12.01.2017 10:58
Regie: Chris Kraus; Deutschland/ Österreich/Frankreich 2016 (Piffl); mit Lars Eidinger, Adèle Haenel; 125 Minuten; ab 12. Januar im Kino
Wie geht’s eigentlich der Holocaust-Forschung? Die geht mit der Zeit und muss Drittmittel einwerben, um den nächsten großen Auschwitz-Kongress abhalten zu können. Ab sofort steht die Holocaust-Forschungsstelle in Ludwigsburg bei Stuttgart für Firmenevents zur Verfügung. Und Kongresshauptsponsor Daimler-Benz würde stark schwäbelnd sogar noch 5.000 Euro drauflegen, wenn die Schirmherrin, eine Überlebende, sich einen Mercedes-Stern ansteckte.

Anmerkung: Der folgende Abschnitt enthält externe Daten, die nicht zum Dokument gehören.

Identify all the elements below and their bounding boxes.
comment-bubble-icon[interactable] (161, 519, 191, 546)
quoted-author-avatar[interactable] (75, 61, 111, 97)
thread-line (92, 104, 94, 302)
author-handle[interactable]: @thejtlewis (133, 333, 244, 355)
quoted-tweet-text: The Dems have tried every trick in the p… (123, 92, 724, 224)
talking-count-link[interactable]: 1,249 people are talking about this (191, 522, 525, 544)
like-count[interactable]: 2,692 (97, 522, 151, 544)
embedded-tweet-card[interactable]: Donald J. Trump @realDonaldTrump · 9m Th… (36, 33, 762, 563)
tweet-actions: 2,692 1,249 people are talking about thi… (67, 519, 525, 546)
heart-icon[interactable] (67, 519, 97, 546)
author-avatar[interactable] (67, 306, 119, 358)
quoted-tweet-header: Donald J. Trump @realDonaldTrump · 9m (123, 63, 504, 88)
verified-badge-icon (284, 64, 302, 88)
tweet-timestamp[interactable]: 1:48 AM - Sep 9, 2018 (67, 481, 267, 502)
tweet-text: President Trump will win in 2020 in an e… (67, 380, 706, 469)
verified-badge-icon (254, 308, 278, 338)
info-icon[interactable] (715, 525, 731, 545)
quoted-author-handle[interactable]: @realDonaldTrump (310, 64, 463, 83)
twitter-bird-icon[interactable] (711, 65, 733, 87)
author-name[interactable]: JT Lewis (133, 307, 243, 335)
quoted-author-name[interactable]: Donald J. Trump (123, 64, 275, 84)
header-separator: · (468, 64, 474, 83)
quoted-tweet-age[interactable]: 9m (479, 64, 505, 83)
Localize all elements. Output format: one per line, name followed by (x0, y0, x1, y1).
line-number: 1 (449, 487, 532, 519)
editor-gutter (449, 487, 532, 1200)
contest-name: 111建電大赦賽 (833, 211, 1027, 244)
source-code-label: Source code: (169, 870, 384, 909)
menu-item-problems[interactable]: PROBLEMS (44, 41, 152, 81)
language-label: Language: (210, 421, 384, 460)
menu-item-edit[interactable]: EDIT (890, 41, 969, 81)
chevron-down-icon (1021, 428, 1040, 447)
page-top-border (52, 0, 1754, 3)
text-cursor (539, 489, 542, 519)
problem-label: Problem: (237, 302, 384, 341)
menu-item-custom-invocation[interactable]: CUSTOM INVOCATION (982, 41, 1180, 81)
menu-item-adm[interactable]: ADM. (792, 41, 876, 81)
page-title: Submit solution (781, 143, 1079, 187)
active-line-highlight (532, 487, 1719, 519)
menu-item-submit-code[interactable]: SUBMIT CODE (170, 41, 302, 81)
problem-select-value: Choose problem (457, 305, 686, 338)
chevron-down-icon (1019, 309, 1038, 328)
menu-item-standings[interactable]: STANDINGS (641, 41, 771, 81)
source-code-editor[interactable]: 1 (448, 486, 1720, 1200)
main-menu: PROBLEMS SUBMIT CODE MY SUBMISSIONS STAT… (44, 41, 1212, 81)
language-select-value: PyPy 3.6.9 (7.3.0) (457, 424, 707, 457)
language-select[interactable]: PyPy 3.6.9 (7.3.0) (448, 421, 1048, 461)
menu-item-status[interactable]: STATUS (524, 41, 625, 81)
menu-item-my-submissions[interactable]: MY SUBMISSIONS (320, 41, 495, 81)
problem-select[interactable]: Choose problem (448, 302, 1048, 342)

Die Schirmherrin reagiert überrascht: »Das hätte ich jetzt nicht gedacht, dass ein von Steuergeldern finanziertes Institut zur Erforschung des deutschen Völkermords bereit und fähig ist, an meinen jüdischen Geschäftssinn zu appellieren! Noch dazu mit solchen Summen!« Nur kein Opfergejammer! Täterenkel Totila Blumen reagiert empört und beschimpft die Überlebende: »Sie haben ja wirklich keine Ahnung, was den Juden angetan wurde!« Totila hat sich der Holocaust- Forschung verschrieben. Der erfolgreiche Wissenschaftler, als Denunziant von der eigenen Familie verstoßen, hat eine konfliktscheue Ärztin geheiratet, wegen Impotenz ein afrikanisches Kind namens Sarah adoptiert und ist zum hypermoralischen Misantrophen geworden: »Ich bin Holocaust- Forscher. Ich verdiene mein Geld damit, negativ zu sein.« Man kann sagen: Er hat seine Neurosen mit »allen Toten des Reiches« (Alexander Kluge) verknüpft.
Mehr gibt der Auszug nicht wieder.